When I first started watching classic movies I fell in love with Humphrey Bogart, William Holden and the magic of Audrey. Yes, Sabrina was my first Audrey, When I was about 16 and earning money of my own for the first time I bought an Audrey Hepburn box set containing Sabrina, Funny Face, Breakfast at Tiffany’s and Paris When It Sizzles (which I maintain is one of my favourite Audrey films, no matter how derided it is by everyone).
But as I’m sure any classic movie buff knows, it is hard explore that era of films without encountering perhaps one of the most identifiable women in history – Marilyn Monroe. My first encounter with her was through the Living Blonde series of books by Allison Rushby about a teenage girl who was obsessed with Marilyn movies and thought her life played out according to her most notable films. Admittedly I never thought much of Marilyn in the past. I left it until relatively late in my classic movie obsession to see any of her movies, and then when I did, I more often than not found myself more engaged with her co-stars than in the characters she played. In Gentleman Prefer Blondes I was much more interested in the fortunes of Jane Russell’s Dorothy Shaw than the (admittedly gorgeously named) Lorelai Lee. How To Marry A Millionaire had me wishing all along that Lauren Bacall’s Schatze would just realise Tom wasn’t a gas pump jockey while as a lifelong glasses-wearer myself becoming annoyed at Pola’s antics not wearing her glasses when there was a man around. Even Some Like It Hot wasn’t enough to sway me to team Marilyn. While I did enjoy those movies,and I could see how charismatic and mesmerising she could be, I still viewed her as almost one-dimensional in her character portrayal.
And then along came The Seven Year Itch. Without a question this is my favourite Marilyn Monroe movie (of the four that I have seen). Any Billy Wilder and George Axelrod project is bound to be special. Tom Ewell absolutely grabs me as the abandoned husband stuck in New York during a hot muggy summer with a hot upstairs neighbour running rampant in his heat induced fantasies. Watching this movie I almost fell in love with Marilyn as The Girl though possibly due to the similarities present between Seven Year Itch and Breakfast at Tiffany’s.
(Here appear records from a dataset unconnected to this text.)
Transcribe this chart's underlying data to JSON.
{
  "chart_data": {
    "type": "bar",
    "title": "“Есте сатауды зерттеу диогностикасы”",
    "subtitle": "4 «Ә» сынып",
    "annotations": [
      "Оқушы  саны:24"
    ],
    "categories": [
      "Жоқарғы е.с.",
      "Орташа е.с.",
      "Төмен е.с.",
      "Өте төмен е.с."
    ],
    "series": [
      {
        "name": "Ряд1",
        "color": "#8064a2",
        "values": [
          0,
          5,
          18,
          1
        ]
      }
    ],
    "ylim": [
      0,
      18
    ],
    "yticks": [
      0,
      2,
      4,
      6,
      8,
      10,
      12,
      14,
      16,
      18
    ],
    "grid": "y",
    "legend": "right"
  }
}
This may seem like a wildly outrageous notion at first, but I find small comparisons there that may have drawn me to SYI because of their BAT likeness:
- New York setting
- quirky but breathtaking girl in the city to follow her dreams,
- flirtations with the bumbling writer/publisher downstairs neighbour
- based on successful source material
- featuring iconic female leads with lesser known male leads
Mostly I find a sense of escapism in both films. Holly Golightly is obviously running away from her Texas beginnings. Tom Ewell’s Richard Sherman seeks to escape first from the presumed monotony of his marriage and summer existence through encounters with The Girl. And then when her temptations prove too much for him to bear he retreats to melodramatic fantasies and eventually his family in Maine. The addition of Marilyn Monroe playing The Girl perfectly is just an added bonus.
I read and watch movies to escape into other places and forget about my own troubles. The Seven Year Itch especially on a day like provides that chance to escape, wanting to be the quirky but breathtaking girl with a loveable downstairs neighbour. Today is a muggy almost summer day and , for today and today only, I am a Marilyn.